I love learning new programs. [Filter making] is completely different from Photoshop or 3-D programs. At first I was like, “This is overwhelming. I don’t know what I’m doing.” But I couldn’t stop. It came to a point where I could actually imagine something in my mind, and make it happen. When I started, I just did them for my account. And then a few other small businesses and creatives, especially musicians would reach out and be like, “Hey, I heard you do filters. Can you do like a themed filter for the song release that I’m doing?”
[Modeling] fulfills a creative side of me because it’s [still] problem solving. In commercials it’s not what angle would my face be in, though that’s important, it’s what’s the product? What’s my hand shape to really draw you to the product? Like, for earrings ... sometimes just having an ear doesn’t really do much. And so having a hand in there, what does a hand look like?
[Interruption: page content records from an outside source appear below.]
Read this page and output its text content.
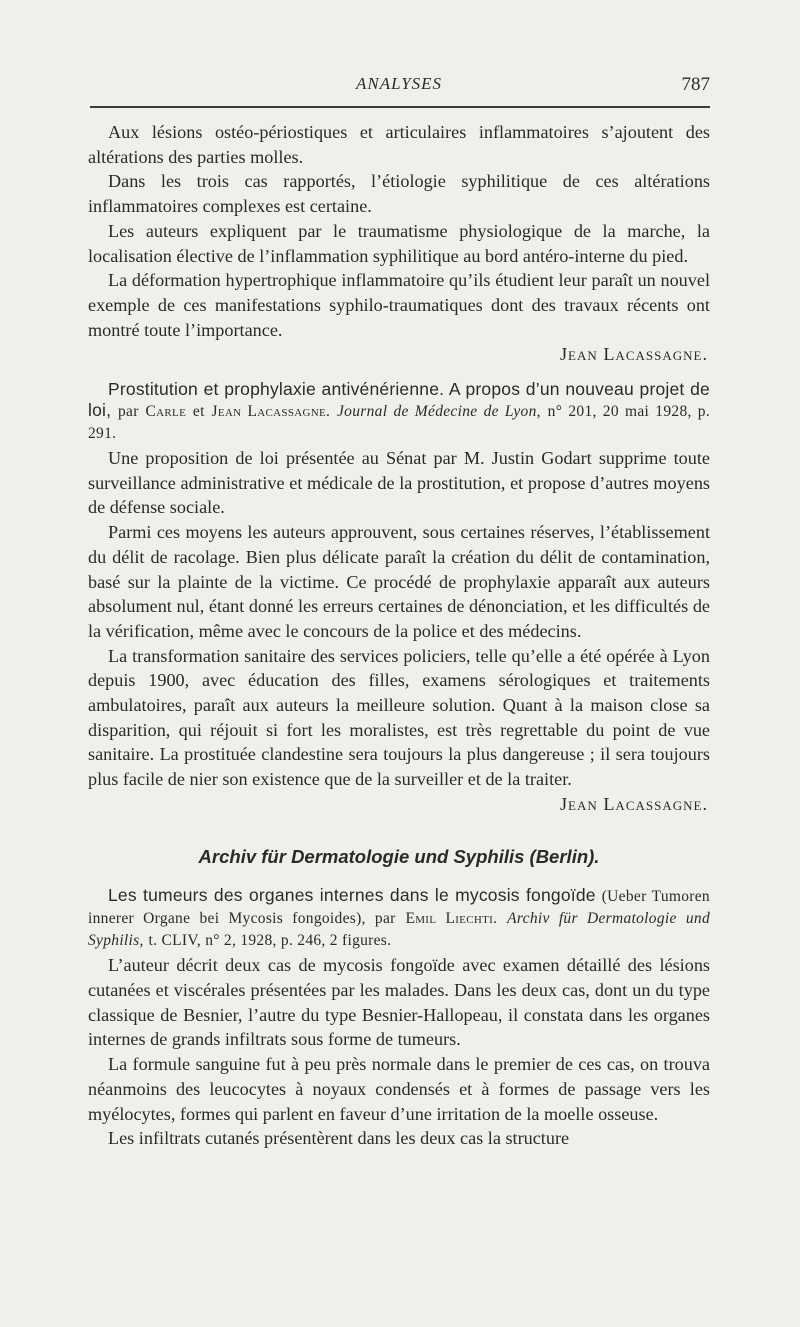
ANALYSES	787

Aux lésions ostéo-périostiques et articulaires inflammatoires s’ajoutent des altérations des parties molles.

Dans les trois cas rapportés, l’étiologie syphilitique de ces altérations inflammatoires complexes est certaine.

Les auteurs expliquent par le traumatisme physiologique de la marche, la localisation élective de l’inflammation syphilitique au bord antéro-interne du pied.

La déformation hypertrophique inflammatoire qu’ils étudient leur paraît un nouvel exemple de ces manifestations syphilo-traumatiques dont des travaux récents ont montré toute l’importance.

Jean Lacassagne.
Prostitution et prophylaxie antivénérienne. A propos d’un nouveau projet de loi, par Carle et Jean Lacassagne. Journal de Médecine de Lyon, n° 201, 20 mai 1928, p. 291.

Une proposition de loi présentée au Sénat par M. Justin Godart supprime toute surveillance administrative et médicale de la prostitution, et propose d’autres moyens de défense sociale.

Parmi ces moyens les auteurs approuvent, sous certaines réserves, l’établissement du délit de racolage. Bien plus délicate paraît la création du délit de contamination, basé sur la plainte de la victime. Ce procédé de prophylaxie apparaît aux auteurs absolument nul, étant donné les erreurs certaines de dénonciation, et les difficultés de la vérification, même avec le concours de la police et des médecins.

La transformation sanitaire des services policiers, telle qu’elle a été opérée à Lyon depuis 1900, avec éducation des filles, examens sérologiques et traitements ambulatoires, paraît aux auteurs la meilleure solution. Quant à la maison close sa disparition, qui réjouit si fort les moralistes, est très regrettable du point de vue sanitaire. La prostituée clandestine sera toujours la plus dangereuse ; il sera toujours plus facile de nier son existence que de la surveiller et de la traiter.

Jean Lacassagne.
Archiv für Dermatologie und Syphilis (Berlin).
Les tumeurs des organes internes dans le mycosis fongoïde (Ueber Tumoren innerer Organe bei Mycosis fongoides), par Emil Liechti. Archiv für Dermatologie und Syphilis, t. CLIV, n° 2, 1928, p. 246, 2 figures.

L’auteur décrit deux cas de mycosis fongoïde avec examen détaillé des lésions cutanées et viscérales présentées par les malades. Dans les deux cas, dont un du type classique de Besnier, l’autre du type Besnier-Hallopeau, il constata dans les organes internes de grands infiltrats sous forme de tumeurs.

La formule sanguine fut à peu près normale dans le premier de ces cas, on trouva néanmoins des leucocytes à noyaux condensés et à formes de passage vers les myélocytes, formes qui parlent en faveur d’une irritation de la moelle osseuse.

Les infiltrats cutanés présentèrent dans les deux cas la structure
I’ve been asked to do a lot of shoots this year. But I wonder, is it because I’m BIPOC? And is it wrong of me to take up that space? That’s been a fear of mine, especially this year. I haven’t told many people about that incident [where someone online commented that my being cast in a commercial was “affirmative action”] because it does trigger feelings of shame and insecurity. Because a part of me believed it. Part of me thought, “They only want me because I look this way, not because of my talent or skill.”
I’m on this pendulum swing. When I first graduated, I was told you have to pick a niche, you have to pick only one. So I went that way and only did graphic design. As I’ve gotten older, I’ve realized I actually really, really enjoy doing different things. I want to be able to share that without feeling like I have to constrict myself for the comfort of other people. I would love to show that this is actually a strength, not a weakness. And so I feel like I’m on the opposite side of the pendulum swing where I’m going to show everything. I’m going to try to do everything.